»Programming with roles and beyond.«
Why Object Teams?
Team spirit for objects
Building complex systems from isolated objects often yields poor
structure which readily decays during system evolution.
Objects should team-up in order to co-operate and jointly
deliver complex behaviors.
Objects play specific roles within a given Team.
Context based dispatch
Object behavior is controled by the currently active
context of execution. Contexts are reified into
Team instances, which may be used to mediate
between roles and maintain state of the collaboration.
Modules larger than classes
On the road to re-use of modules larger than classes two
approaches compete: frameworks and components.

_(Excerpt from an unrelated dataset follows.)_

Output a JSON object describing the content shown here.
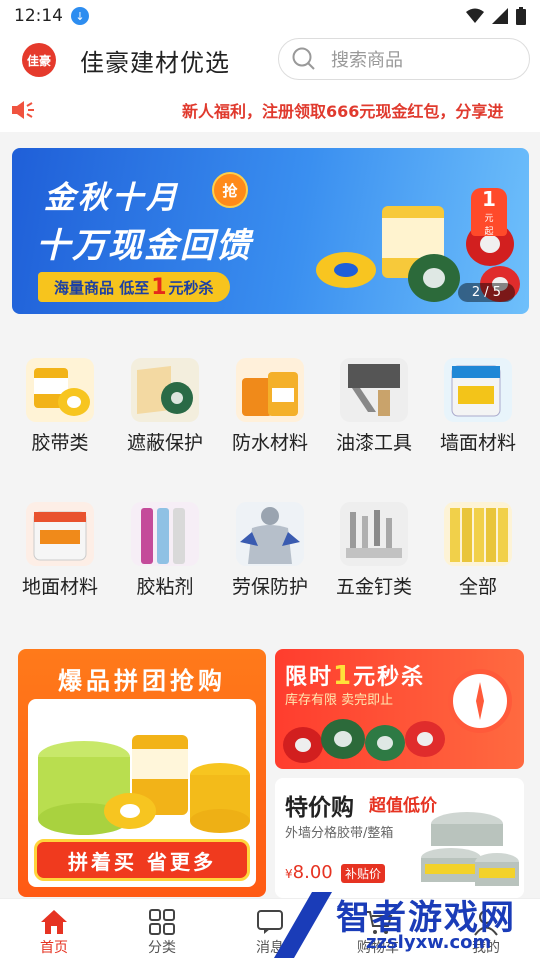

For many applications white box frameworks are too fragile and
black box components to rigid.
Object Teams provide a middle road which balances
encapsulation and adaptability.
Key Features of Object Teams
-
Weaving of aspect code into existing classes (no source code needed).
-
Teams are modules that encapsulate the interaction of a set of role objects.
-
Teams can be type-checked in a modular way.
-
Roles are automatically managed by their enclosing Team instance.
-
-
Teams can be refined using inheritance.
-
Collective refinement of role classes.
-
Team refinement realizes type-safe covariance of role signatures.
-
-
Teams are instantiable first class entities.
-
Teams are aspects that can be activated/deactivated at run-time.
-
Roles may refer to their enclosing Team.
-
-
Explicit connectors bind an abstract Team definition to a base package.
-
Binding happens a-posteriori, i.e., no modification in the base package is required.
-
Team binding is specified in a declarative style.
-
Bindings may specify different kinds of adaptations.
-
-
Object Teams require a minimal number of new language constructs to be learned for a maximum of modularity and composability.